Online advertising service

YouTube Select, formerly Google Preferred, is a program offered by YouTube, a subsidiary of Google, that allows advertisers to pay to place their ads on high-performing videos on its site. The program divides YouTube's most popular channels among 18- to 34-year-olds, comprising the most popular 5% of content on the site, into twelve categories. Its purpose is to signal advertisers that they can trust a given channel in the program to produce market friendly content.

==History==
Google Preferred was announced at Google's 2014 Brandcast on April 30 in response to complaints from marketers that it was difficult to reach top-tier channels. It was also introduced in an attempt by YouTube to increase artificial scarcity and ad revenue.

In March 2015, after Google Preferred proved highly successful in its first year, YouTube decided to keep using Google Preferred. They implemented some minor changes to the program, however, such as reducing the number of categories from fourteen to twelve.
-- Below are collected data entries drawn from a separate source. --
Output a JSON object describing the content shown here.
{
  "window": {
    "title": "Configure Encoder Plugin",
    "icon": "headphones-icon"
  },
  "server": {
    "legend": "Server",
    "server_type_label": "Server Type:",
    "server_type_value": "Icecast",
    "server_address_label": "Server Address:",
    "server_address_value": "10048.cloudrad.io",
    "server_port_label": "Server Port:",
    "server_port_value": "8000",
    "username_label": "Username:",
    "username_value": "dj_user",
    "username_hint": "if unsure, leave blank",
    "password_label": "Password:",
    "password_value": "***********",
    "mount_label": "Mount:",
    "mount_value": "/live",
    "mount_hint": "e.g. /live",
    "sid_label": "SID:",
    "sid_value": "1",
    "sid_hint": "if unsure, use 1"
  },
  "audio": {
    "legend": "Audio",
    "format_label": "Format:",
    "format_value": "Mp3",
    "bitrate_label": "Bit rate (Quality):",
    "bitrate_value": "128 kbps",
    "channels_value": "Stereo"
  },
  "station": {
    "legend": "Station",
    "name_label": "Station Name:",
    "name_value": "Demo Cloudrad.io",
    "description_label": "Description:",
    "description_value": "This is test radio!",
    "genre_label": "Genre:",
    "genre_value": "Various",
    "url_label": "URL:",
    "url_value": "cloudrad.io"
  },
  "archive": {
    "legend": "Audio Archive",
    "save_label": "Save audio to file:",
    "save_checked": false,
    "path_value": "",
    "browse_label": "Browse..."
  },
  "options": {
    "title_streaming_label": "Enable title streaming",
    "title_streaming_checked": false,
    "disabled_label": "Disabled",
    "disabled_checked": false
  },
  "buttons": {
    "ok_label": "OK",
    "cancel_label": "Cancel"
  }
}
The program was also expanded to include other countries besides the United States, including Canada.

In January 2018, stricter requirements were set, under which videos eligible for the program would be "manually curated", and only videos that meet YouTube's guidelines for advertiser-friendly content would be eligible. The changes came in the wake of controversies affecting YouTube's advertising platform in 2017, including the appearance of ads on content deemed objectionable to advertisers, as well as a recent controversy surrounding Logan Paul's "suicide forest" video (which caused him to be removed from the program).

In August 2018, a report was published on fake video views which contributed to the concerns around YouTube's reputation and the need for a more advertiser-friendly product. In May 2020, Google Preferred was rebranded as "YouTube Select", with the former iteration to be phased out by the end of the year.